L. BARBILLION, directeur de l'Institut Électro-technique, à Grenoble.

(Source : Le Moniteur de la Papeterie Française et de L'Industrie du Papier - 1er juillet 1907)

(1) Aucune autre ville en France ne présente un pareil ensemble vraiment unique des conditions les plus favorables à l'installation d'une École de Papeterie, au centre d'un grand nombre de papetiers prospères dont la création a été déterminée par l'affluence des forces motrices hydrauliques.
(2) Il est rappelé à ce sujet que les programmes d'études d'ordre scientifique relatifs aux Écoles primaires supérieures, aux Écoles pratiques d'industrie de garçons et du premier cycle des Lycées sont actuellement les mêmes.

 

  Henri Chauvin  
Figure 11 - Henri Chauvin

Avec un tel appui venant s’ajouter à la "bande à Lacroix", G. Outhenin-Chalandre n’enterre pas le dossier, bien au contraire. Malheureusement, il ne peut mener cette entreprise à terme car il décède subitement au début de l’année 1907. Il entre néanmoins dans l’histoire comme l’initiateur du projet.

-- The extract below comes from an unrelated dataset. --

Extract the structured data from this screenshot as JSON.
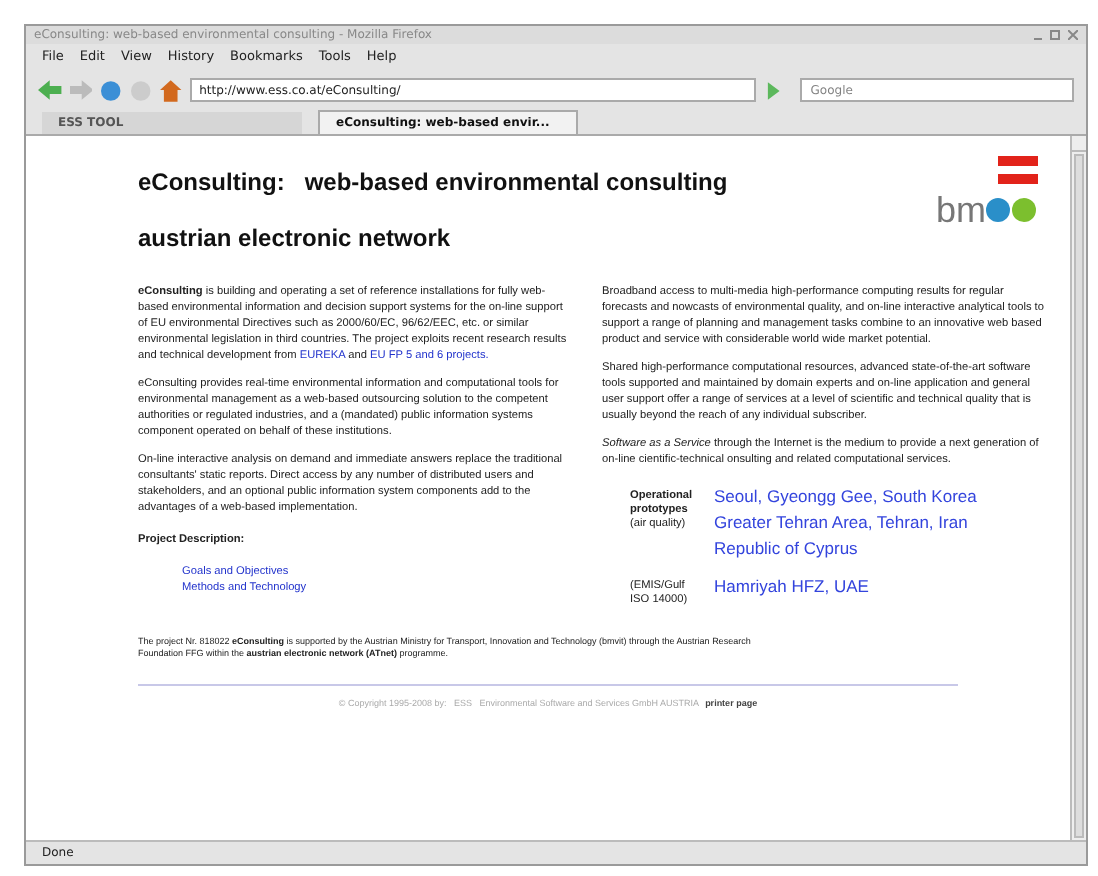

Henri Chauvin, papetier à Poncé dans la Sarthe, élu par 62 voix sur 64, lui succède à la présidence de l’Union. Il reprend le projet à son compte et demande à J. Fournier-Lefort, Louis Barbillion et Gabriel Forest de présenter le projet grenoblois lors l’Assemblée Générale du 44e Congrès de l'Union, le 8 juin 1907 à Paris. Malgré les résistances persistantes, le projet n’est pas rejeté mais doit encore être présenté au 4e Congrès décentralisé, organisé du 8 au 11 septembre 1907 à Tours par les papetiers de l’Ouest de la France, avec la bénédiction et sous la direction d’H. Chauvin.